As though of its own accord, his gaze traveled from the boy’s cheek to his eyes. Light flashed like sunlight through the boy’s storming hazel irises. Saric felt his body go rigid.
But there was more… A great and terrible sadness.
Empathy.
Tears.
“I am the life you long for. My light will imprison you always. I make it so.”
At the boy’s last words Saric’s world flashed with a brilliant light, blinding him to everything but the singular truth: he was dark as the pitch in his veins. The boy was infused with light. He, not the boy, had been deceived. Here was life-not in his veins, but flooding those of the one before him. Life he had never known. Life.

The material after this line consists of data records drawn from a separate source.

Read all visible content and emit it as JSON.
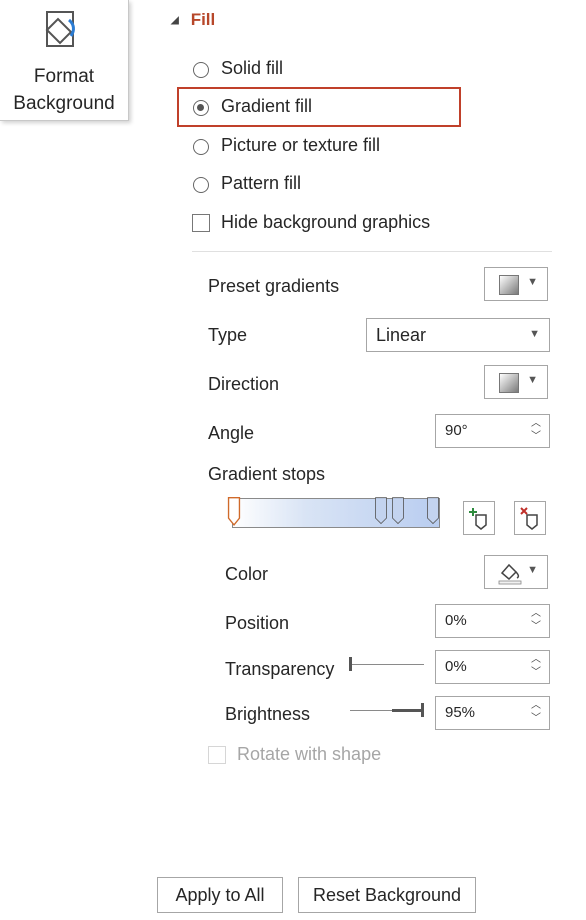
{
  "ribbon": {
    "label_line1": "Format",
    "label_line2": "Background",
    "icon": "format-background-icon"
  },
  "section": {
    "title": "Fill"
  },
  "fill_options": {
    "solid": "Solid fill",
    "gradient": "Gradient fill",
    "picture": "Picture or texture fill",
    "pattern": "Pattern fill",
    "selected": "Gradient fill"
  },
  "hide_graphics": {
    "label": "Hide background graphics",
    "checked": false
  },
  "gradient": {
    "preset_label": "Preset gradients",
    "type_label": "Type",
    "type_value": "Linear",
    "direction_label": "Direction",
    "angle_label": "Angle",
    "angle_value": "90°",
    "stops_label": "Gradient stops",
    "color_label": "Color",
    "position_label": "Position",
    "position_value": "0%",
    "transparency_label": "Transparency",
    "transparency_value": "0%",
    "brightness_label": "Brightness",
    "brightness_value": "95%",
    "rotate_label": "Rotate with shape"
  },
  "footer": {
    "apply_all": "Apply to All",
    "reset": "Reset Background"
  },
  "colors": {
    "accent": "#b7472a",
    "highlight": "#c0402a",
    "stop_selected": "#d06a2a"
  }
}
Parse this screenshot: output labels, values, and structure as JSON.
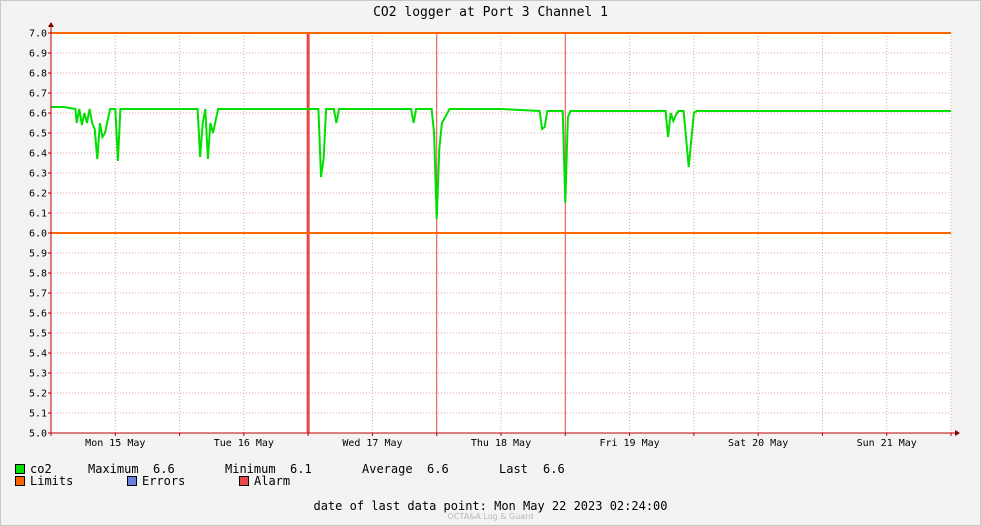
{
  "chart_data": {
    "type": "line",
    "title": "CO2 logger at Port 3 Channel 1",
    "xlabel": "",
    "ylabel": "",
    "ylim": [
      5.0,
      7.0
    ],
    "y_ticks": [
      "7.0",
      "6.9",
      "6.8",
      "6.7",
      "6.6",
      "6.5",
      "6.4",
      "6.3",
      "6.2",
      "6.1",
      "6.0",
      "5.9",
      "5.8",
      "5.7",
      "5.6",
      "5.5",
      "5.4",
      "5.3",
      "5.2",
      "5.1",
      "5.0"
    ],
    "x_ticks": [
      "Mon 15 May",
      "Tue 16 May",
      "Wed 17 May",
      "Thu 18 May",
      "Fri 19 May",
      "Sat 20 May",
      "Sun 21 May"
    ],
    "xlim_days": [
      0,
      7.0
    ],
    "grid": true,
    "limits": [
      6.0,
      7.0
    ],
    "alarms": [
      2.0,
      3.0,
      4.0
    ],
    "series": [
      {
        "name": "co2",
        "color": "#00e000",
        "x": [
          0.0,
          0.1,
          0.19,
          0.2,
          0.22,
          0.24,
          0.26,
          0.28,
          0.3,
          0.32,
          0.34,
          0.36,
          0.38,
          0.4,
          0.42,
          0.46,
          0.5,
          0.52,
          0.54,
          0.6,
          1.0,
          1.14,
          1.16,
          1.18,
          1.2,
          1.22,
          1.24,
          1.26,
          1.3,
          1.5,
          2.0,
          2.08,
          2.1,
          2.12,
          2.14,
          2.2,
          2.22,
          2.24,
          2.3,
          2.5,
          2.8,
          2.82,
          2.84,
          2.96,
          2.98,
          3.0,
          3.02,
          3.04,
          3.1,
          3.5,
          3.8,
          3.82,
          3.84,
          3.86,
          3.96,
          3.98,
          4.0,
          4.02,
          4.04,
          4.1,
          4.5,
          4.78,
          4.8,
          4.82,
          4.84,
          4.86,
          4.88,
          4.92,
          4.96,
          5.0,
          5.02,
          5.1,
          5.5,
          6.0,
          6.5,
          7.0
        ],
        "values": [
          6.63,
          6.63,
          6.62,
          6.55,
          6.62,
          6.54,
          6.6,
          6.55,
          6.62,
          6.55,
          6.52,
          6.37,
          6.55,
          6.48,
          6.5,
          6.62,
          6.62,
          6.36,
          6.62,
          6.62,
          6.62,
          6.62,
          6.38,
          6.55,
          6.62,
          6.37,
          6.55,
          6.5,
          6.62,
          6.62,
          6.62,
          6.62,
          6.28,
          6.37,
          6.62,
          6.62,
          6.55,
          6.62,
          6.62,
          6.62,
          6.62,
          6.55,
          6.62,
          6.62,
          6.5,
          6.07,
          6.42,
          6.55,
          6.62,
          6.62,
          6.61,
          6.52,
          6.53,
          6.61,
          6.61,
          6.61,
          6.15,
          6.58,
          6.61,
          6.61,
          6.61,
          6.61,
          6.48,
          6.6,
          6.56,
          6.59,
          6.61,
          6.61,
          6.33,
          6.6,
          6.61,
          6.61,
          6.61,
          6.61,
          6.61,
          6.61
        ]
      }
    ],
    "legend": {
      "co2": "co2",
      "maximum_label": "Maximum",
      "maximum": "6.6",
      "minimum_label": "Minimum",
      "minimum": "6.1",
      "average_label": "Average",
      "average": "6.6",
      "last_label": "Last",
      "last": "6.6",
      "limits": "Limits",
      "errors": "Errors",
      "alarm": "Alarm"
    },
    "colors": {
      "co2": "#00e000",
      "limits": "#ff6600",
      "errors": "#6b7fe0",
      "alarm": "#ea4848"
    }
  },
  "footer": {
    "label": "date of last data point:",
    "value": "Mon May 22 2023 02:24:00"
  },
  "watermark": "OCTA&A Log & Guard"
}
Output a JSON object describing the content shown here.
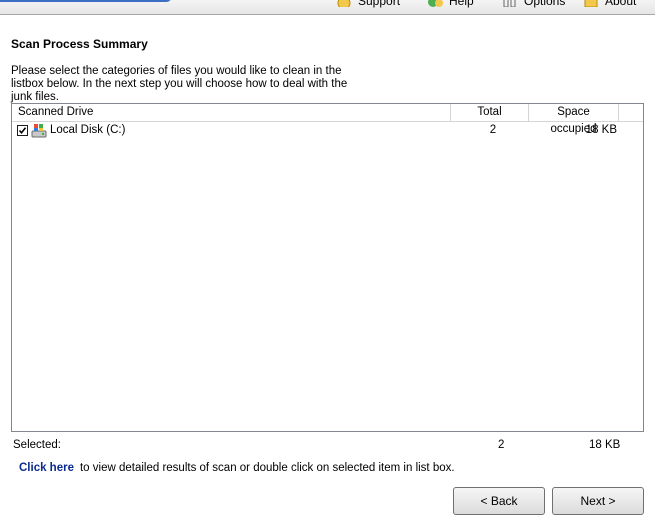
{
  "toolbar": {
    "items": [
      {
        "label": "Support",
        "icon": "support-icon"
      },
      {
        "label": "Help",
        "icon": "help-icon"
      },
      {
        "label": "Options",
        "icon": "options-icon"
      },
      {
        "label": "About",
        "icon": "about-icon"
      }
    ]
  },
  "summary": {
    "title": "Scan Process Summary",
    "description": "Please select the categories of files you would like to clean in the listbox below. In the next step you will choose how to deal with the junk files."
  },
  "list": {
    "columns": [
      "Scanned Drive",
      "Total",
      "Space occupied"
    ],
    "rows": [
      {
        "checked": true,
        "icon": "drive-icon",
        "name": "Local Disk (C:)",
        "total": "2",
        "space": "18 KB"
      }
    ]
  },
  "footer": {
    "selected_label": "Selected:",
    "selected_total": "2",
    "selected_space": "18 KB",
    "link_text": "Click here",
    "hint_text": "to view detailed results of scan or double click on selected item in list box."
  },
  "buttons": {
    "back": "< Back",
    "next": "Next >"
  },
  "colors": {
    "link": "#0a2a8c",
    "accent": "#3b6fc4"
  }
}
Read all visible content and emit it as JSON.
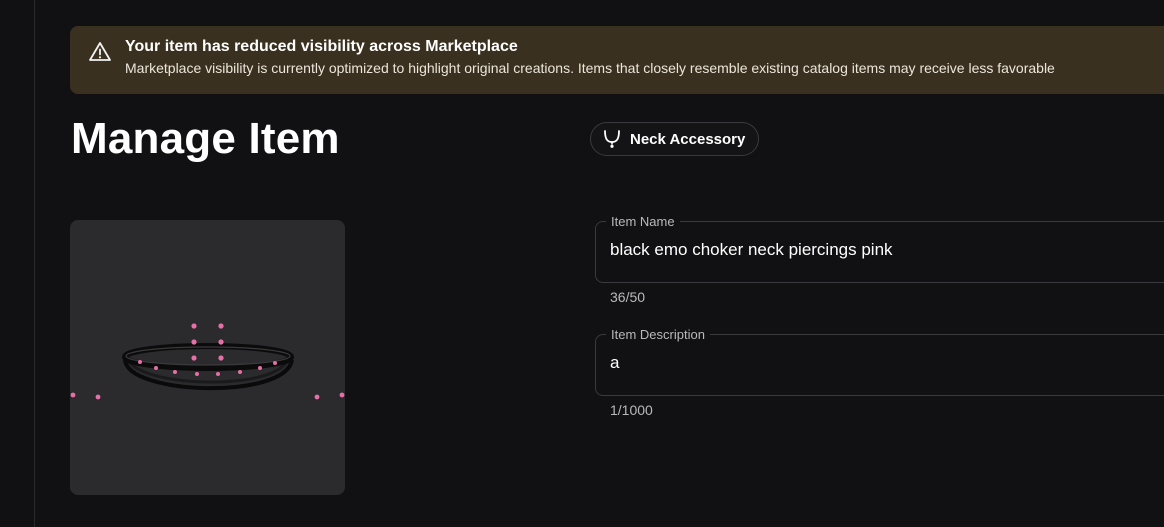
{
  "banner": {
    "icon": "warning-triangle-icon",
    "title": "Your item has reduced visibility across Marketplace",
    "body": "Marketplace visibility is currently optimized to highlight original creations. Items that closely resemble existing catalog items may receive less favorable"
  },
  "page": {
    "title": "Manage Item"
  },
  "category": {
    "icon": "necklace-icon",
    "label": "Neck Accessory"
  },
  "form": {
    "item_name": {
      "label": "Item Name",
      "value": "black emo choker neck piercings pink",
      "counter": "36/50"
    },
    "item_description": {
      "label": "Item Description",
      "value": "a",
      "counter": "1/1000"
    }
  },
  "colors": {
    "background": "#111113",
    "banner_bg": "#3a3020",
    "thumbnail_bg": "#2b2b2d",
    "bead_pink": "#e56fa6"
  }
}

Saric’s legs buckled. He dropped to one knee, a great wail rising up from the pit of his gut, a heavy sob that was horror and grief and outrage all. It stole his breath, washing reason and purpose away.
Somewhere below, the Mortals were making a last, hopeless attempt to break through his lines-he could hear the sound of it far away.
He wept, only distantly aware that his children could see him-their Maker, kneeling before this boy. This Sovereign of a realm he did not-could not-comprehend.
“You spawn only death,” Jonathan said. “I, not you, hold power over life. See and know, dark Lord.”